Up-to-date report from one of our students!
Course: shoe design and making
Program: Summer Course
Period : May 9,2016-Jun. 3,2016, Jun. 6, 2016-Jun.17,2016
My Third Week
It is week three and I got a good start on my first pair of shoes. Using the pattern I made in week 2, I cut out the leather pieces and assembled the uppers. The style is a black oxford with blue piping on the top-line and vamp. When we were at the leather store, I saw some iridescent purple-blue leather, and I immediately thought to use it for piping. The uppers were finished on Friday, and I am excited about lasting them. That is when they start looking like shoes.

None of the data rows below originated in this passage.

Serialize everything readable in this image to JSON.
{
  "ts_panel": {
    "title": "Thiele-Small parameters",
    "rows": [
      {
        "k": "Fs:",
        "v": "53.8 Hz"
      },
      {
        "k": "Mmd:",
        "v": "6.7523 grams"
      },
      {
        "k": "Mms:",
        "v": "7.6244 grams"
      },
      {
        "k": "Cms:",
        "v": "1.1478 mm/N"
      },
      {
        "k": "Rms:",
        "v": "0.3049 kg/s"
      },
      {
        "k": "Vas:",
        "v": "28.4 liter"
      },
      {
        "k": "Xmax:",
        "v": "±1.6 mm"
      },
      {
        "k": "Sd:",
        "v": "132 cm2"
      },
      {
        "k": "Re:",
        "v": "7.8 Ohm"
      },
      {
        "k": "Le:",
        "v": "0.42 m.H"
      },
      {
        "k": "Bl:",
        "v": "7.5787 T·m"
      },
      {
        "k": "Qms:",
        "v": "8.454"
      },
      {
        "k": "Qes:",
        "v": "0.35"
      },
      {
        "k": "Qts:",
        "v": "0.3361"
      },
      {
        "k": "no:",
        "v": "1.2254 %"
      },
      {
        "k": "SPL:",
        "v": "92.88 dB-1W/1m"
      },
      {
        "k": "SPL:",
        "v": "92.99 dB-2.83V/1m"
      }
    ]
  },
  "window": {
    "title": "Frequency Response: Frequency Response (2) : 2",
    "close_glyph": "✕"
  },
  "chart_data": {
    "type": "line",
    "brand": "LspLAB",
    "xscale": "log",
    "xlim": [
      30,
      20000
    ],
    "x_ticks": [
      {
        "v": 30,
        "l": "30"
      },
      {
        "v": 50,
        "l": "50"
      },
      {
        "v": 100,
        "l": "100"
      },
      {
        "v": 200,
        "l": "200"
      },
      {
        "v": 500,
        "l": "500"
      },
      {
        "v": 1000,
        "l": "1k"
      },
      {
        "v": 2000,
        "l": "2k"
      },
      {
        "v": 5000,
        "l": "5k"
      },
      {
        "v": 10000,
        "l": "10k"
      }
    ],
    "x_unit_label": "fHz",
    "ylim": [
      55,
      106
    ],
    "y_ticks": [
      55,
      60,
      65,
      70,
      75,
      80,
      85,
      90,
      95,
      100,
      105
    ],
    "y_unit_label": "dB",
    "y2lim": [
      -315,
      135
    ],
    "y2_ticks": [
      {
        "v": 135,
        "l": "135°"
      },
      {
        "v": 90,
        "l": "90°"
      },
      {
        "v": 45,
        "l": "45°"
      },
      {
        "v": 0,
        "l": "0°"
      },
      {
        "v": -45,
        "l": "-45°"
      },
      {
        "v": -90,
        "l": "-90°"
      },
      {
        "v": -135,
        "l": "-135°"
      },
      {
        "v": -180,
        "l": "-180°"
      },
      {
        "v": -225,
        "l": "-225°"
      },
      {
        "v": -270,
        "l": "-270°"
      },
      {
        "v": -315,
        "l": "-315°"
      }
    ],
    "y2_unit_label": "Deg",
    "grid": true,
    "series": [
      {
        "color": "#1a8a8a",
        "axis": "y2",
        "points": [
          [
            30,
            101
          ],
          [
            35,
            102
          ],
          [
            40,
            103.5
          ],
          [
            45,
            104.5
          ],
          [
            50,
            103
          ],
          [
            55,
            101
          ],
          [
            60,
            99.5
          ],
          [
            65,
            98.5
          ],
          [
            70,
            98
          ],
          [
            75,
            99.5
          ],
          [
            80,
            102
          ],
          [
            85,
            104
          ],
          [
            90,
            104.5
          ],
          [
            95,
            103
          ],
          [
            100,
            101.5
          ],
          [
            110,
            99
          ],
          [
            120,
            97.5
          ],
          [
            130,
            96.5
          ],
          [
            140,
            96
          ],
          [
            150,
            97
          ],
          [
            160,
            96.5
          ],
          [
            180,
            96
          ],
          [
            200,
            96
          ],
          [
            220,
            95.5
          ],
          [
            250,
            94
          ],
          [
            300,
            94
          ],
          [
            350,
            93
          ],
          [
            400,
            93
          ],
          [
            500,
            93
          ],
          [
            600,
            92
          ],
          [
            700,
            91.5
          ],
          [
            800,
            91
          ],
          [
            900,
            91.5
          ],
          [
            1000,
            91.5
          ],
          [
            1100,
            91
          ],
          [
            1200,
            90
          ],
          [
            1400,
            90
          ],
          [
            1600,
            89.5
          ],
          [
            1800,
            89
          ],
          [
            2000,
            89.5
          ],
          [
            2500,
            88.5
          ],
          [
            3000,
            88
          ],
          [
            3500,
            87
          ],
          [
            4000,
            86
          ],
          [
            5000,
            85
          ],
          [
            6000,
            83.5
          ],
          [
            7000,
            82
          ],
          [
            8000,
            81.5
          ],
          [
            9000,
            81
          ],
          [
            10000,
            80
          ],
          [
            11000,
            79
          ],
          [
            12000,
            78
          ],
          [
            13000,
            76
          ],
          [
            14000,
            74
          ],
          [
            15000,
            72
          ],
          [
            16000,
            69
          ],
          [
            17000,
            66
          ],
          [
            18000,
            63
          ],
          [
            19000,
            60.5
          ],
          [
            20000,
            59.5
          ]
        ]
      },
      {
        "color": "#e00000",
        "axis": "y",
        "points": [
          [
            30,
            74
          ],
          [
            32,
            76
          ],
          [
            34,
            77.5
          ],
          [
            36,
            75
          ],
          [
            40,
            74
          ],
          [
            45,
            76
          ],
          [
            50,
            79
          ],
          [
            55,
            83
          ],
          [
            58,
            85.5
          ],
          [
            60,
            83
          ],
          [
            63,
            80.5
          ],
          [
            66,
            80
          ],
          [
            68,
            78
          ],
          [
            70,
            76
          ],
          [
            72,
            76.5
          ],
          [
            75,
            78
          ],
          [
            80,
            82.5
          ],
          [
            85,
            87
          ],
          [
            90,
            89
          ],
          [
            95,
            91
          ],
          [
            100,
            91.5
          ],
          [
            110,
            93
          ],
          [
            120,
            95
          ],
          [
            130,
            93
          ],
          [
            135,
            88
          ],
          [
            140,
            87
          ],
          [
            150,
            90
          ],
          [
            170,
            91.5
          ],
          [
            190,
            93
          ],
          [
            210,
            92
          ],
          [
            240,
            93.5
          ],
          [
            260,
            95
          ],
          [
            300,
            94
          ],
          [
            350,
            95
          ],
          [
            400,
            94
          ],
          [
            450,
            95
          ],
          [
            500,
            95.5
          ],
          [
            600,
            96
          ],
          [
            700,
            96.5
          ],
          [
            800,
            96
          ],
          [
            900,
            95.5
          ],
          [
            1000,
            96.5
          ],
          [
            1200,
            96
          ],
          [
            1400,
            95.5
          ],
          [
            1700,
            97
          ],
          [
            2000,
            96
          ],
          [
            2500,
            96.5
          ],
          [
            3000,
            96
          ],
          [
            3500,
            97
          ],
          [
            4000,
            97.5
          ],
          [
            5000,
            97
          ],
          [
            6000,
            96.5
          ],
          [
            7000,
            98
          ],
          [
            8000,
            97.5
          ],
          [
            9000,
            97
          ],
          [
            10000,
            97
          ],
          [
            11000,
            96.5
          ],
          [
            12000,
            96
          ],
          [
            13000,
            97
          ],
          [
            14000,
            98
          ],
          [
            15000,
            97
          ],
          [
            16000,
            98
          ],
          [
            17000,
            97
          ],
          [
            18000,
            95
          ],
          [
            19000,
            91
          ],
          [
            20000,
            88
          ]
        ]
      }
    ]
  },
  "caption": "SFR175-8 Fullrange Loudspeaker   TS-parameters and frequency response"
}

On our Friday Art Walk, the theme was the Medici family. We visited four buildings that were very significant, not only for the Medici family, but also as important landmarks in the history of Florence.
On Saturday, the school organized a tour to the village hilltop town of Montespertoli. It is a key village in the production of Chianti, the most important wine of Tuscany. We enjoyed visiting a museum about Amedeo Bassi, a famous Italian opera singer who was from Montespertoli. There was a farmer’s market in one of the piazzas ,and we walked around the village as preparations were underway for the Chianti wine festival that was starting in the evening.
The shoemaking class takes a short break at around 11:00 in the morning. We go to the coffee shop across the street. Bernardo is the very helpful and knowledgeable instructor’s assistant in the shoemaking course. We are enjoying our coffee in the sunshine.
This is how I made the piping. I cut 1. 5 cm strips of leather and positioned them under a piece of string. I carefully apply glue, and fold the strip over the string. The purpose of the string is to give the piping added reinforcement and to create a “bead” that the edge of the upper leather will sit against.
A Medici Palace, built by Cosimo de’ Medici. Notice how the facade of the building progresses from rough stone on the ground floor to smooth stone on the top floor. Cosimo was influenced by the teachings of Plato, and the facade symbolizes the process of refinement through life.